For us, we’re committed to standing out amid the ‘pink mist’ and flying the flag for preventing the disease in future generations. As important as preventative drugs and gene research are, educating individuals on how to reduce their own risk and self-check is essential; however, knowing what to do, and at what age, is important. Here, our chairman, Lester Barr, shares his advice on breast cancer through the decades.
“At the earliest opportunity, women in their 20s should check their family history for breast cancer. If one family member battled the disease before the age of 40 or two members did before 50, then it’s a good idea to speak to your GP about being referred to a family history clinic. It’s essential that young women are fully clued up on whether they have a predisposition to breast cancer – it could be that they carry the BRCA gene mutation or other genetic variations.

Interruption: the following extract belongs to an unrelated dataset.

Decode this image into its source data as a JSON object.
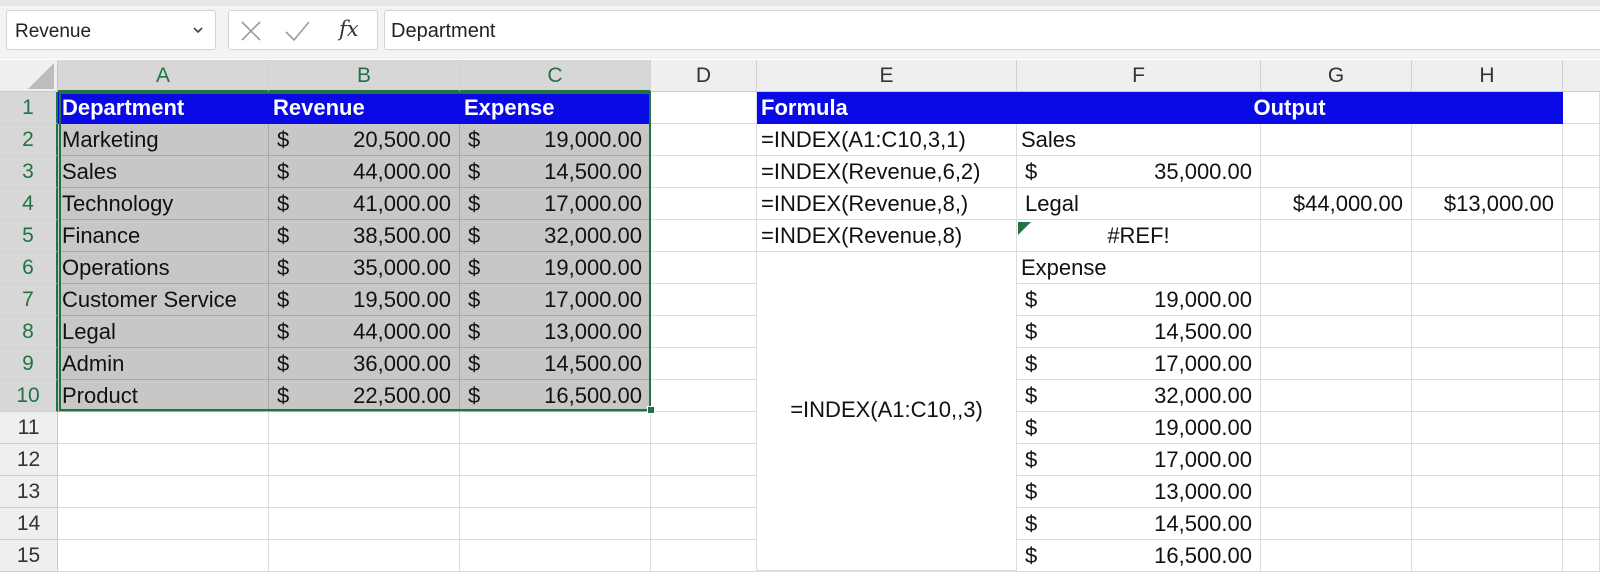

“Women under 30 have a 1 in 1,000 chance of developing the disease; however, women should still take steps to protect themselves for the future.”
“From age 30, women should become ‘breast aware’ and begin checking their breasts once a month. Of course, younger women should do this too, but from 30 onwards, you should make a habit of doing it regularly. Women should become familiar with what’s normal for them and check themselves by running a soapy hand over each breast and up under each armpit while in the shower or bath. It’s important to check for any lumps – including under the arm – as well as dimpling, nipple discharge or bleeding and lumps under the arm.
“It’s also important to lead a well-balanced lifestyle and exercise regularly, staying at a healthy weight, especially after childbirth.”
“If a woman has a family history of breast cancer, then regular mammograms should begin from age 40. If there’s no family connection to the disease, then attending screenings from 47 – the age at which the NHS Breast Cancer Screening Programme will first invite you – is essential to spot any signs early.
“Around two per cent of women between 30 and 50 will develop breast cancer. However, if the cancer is caught early, then treatment measures can be put in place straight away, giving the patient a greater chance of survival.”
“From the age of 50, the chances of developing breast cancer begin to increase, as around four per cent of women will be diagnosed. As with all ages, it’s important to follow a healthy diet, with a Mediterranean-style eating plan having been proven to help reduce the risk of the disease.
“We all produce insulin, but as you get heavier, your body struggles to respond to it properly and you keep producing more. Insulin is, in fact, a cancer promoter; therefore, the heavier a person is, the more likely they are to develop cancer, along with other diseases, such as diabetes and Alzheimer’s. Therefore, if a woman can remain at a stable weight, then they keep their chances of having breast cancer as low as possible.”
“As women get older, it’s extremely important that they continue to attend screening appointments and check themselves regularly. While there are no specific signs that women in this age group should look for, some women can get complacent and be lulled into a false sense of security, as they think they might be ‘too old’ for cancer to strike. In fact, the opposite is true and they are at a higher risk than they would have been 20 years earlier.”